Me dice que no pudo leer algo que escribí y que le envié estando ya en viaje, pero que escriba un cuento. Con anterioridad, un primo de mi sobrino me había dicho: si escribiera como tú, escribiría un libro. No faltó quien me haya enviado un libro de cuentos que escribió, y no encontré mejor comentario que responderle, partiendo de sus cuentos y posibles conexiones entre ellos, que a mi juicio podría escribir una novela; me replicó que por qué no me dedicaba a la escritura y que, si releía lo que le había escrito, vería que tenía aptitudes narrativas. Durante el tiempo que estuve anteriormente donde estoy de nuevo ahora, almorcé alguna vez con oficiales de Carabineros que venían de paso y, a poco de conversar, uno de ellos quiso saber si era escritor; por su manera de hablar, me dijo que lo preguntó (quien no valore esta opinión, no sabe qué es Carabineros de Chile). Aun así, no escribo; aunque considero escribir una novela. De hecho, le decía a mi sobrino que quisiera que lo escrito que le envié fuera parte de una novela. Tal vez su consejo ahora de que escriba un cuento sea el mismo que di a quien me envió sus cuentos y le respondí que escribiera una novela; sólo que al revés, lo que viene a ser distinto, pues se supone que una novela es más que un cuento (o que incluso un libro de cuentos).

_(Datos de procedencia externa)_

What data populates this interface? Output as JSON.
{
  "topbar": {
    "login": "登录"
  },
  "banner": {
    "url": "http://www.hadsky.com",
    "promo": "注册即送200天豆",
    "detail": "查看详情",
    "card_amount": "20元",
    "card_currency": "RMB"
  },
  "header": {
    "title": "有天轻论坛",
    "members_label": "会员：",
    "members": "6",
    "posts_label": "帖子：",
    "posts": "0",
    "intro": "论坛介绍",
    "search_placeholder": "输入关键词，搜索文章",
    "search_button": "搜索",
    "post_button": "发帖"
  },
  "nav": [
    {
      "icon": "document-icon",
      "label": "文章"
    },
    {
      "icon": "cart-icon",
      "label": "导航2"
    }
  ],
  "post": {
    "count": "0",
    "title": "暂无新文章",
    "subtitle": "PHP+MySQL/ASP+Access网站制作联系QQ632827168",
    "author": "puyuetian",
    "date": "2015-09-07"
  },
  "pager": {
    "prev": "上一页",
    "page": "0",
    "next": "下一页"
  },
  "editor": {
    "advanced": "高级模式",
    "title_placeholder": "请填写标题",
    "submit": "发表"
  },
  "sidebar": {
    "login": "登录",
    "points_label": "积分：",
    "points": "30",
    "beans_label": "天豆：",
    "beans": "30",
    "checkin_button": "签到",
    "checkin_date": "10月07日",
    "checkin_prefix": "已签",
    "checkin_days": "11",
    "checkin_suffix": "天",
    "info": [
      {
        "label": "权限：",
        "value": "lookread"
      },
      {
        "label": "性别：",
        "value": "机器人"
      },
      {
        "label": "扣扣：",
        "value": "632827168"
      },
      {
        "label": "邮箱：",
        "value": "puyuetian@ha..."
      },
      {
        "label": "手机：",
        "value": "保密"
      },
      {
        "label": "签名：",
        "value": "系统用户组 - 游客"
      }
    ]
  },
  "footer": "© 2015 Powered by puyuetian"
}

Lo que sea, cuento o novela, el problema no consistiría, al menos según alguien que escribió bastante, y muy lograda y admirablemente, en tan sólo «escribir bien», o aun «maravillosamente bien», ya que «eso lo puede hacer cualquiera», sino en «la calidad de la escritura», concepto sobre el que enuncia en general sus propias apreciaciones, así como de continuo categóricamente sobre otros autores, acerca de todo lo cual, sin embargo, cada quien puede por cierto tener las suyas personales (ya que, como se sabe, en materia de gustos sí que no hay nada escrito; y agrego que lo de «maravillosamente», viniendo de quien lo escribió, podría ser intencionado).
No es fácil, por ende, saber a qué atenerse; hete aquí que, por otra parte, leo en un texto sobre cómo escribir ficción que un escritor y crítico de nota habría dicho: «si un escritor no escribe, es porque no lee» (lo que se corrobora en lo tanto escrito por el autor antes citado, donde efectivamente hay de manifiesto muchas lecturas). En el caso de mi interés, sin embargo, la afirmación podría ser concluyente, sólo que de nuevo en sentido opuesto: pues no escribo, pero he leído siempre todo lo que puedo; al punto que podría argüir que he leído hasta un libro sobre los escritores que no escriben (o que dejaron de escribir, o que incluso de plano no escribieron), aunque justamente me dejó la impresión de que no sería porque no leen (o porque hayan dejado de leer, o no hayan leído), sino más bien lo contrario.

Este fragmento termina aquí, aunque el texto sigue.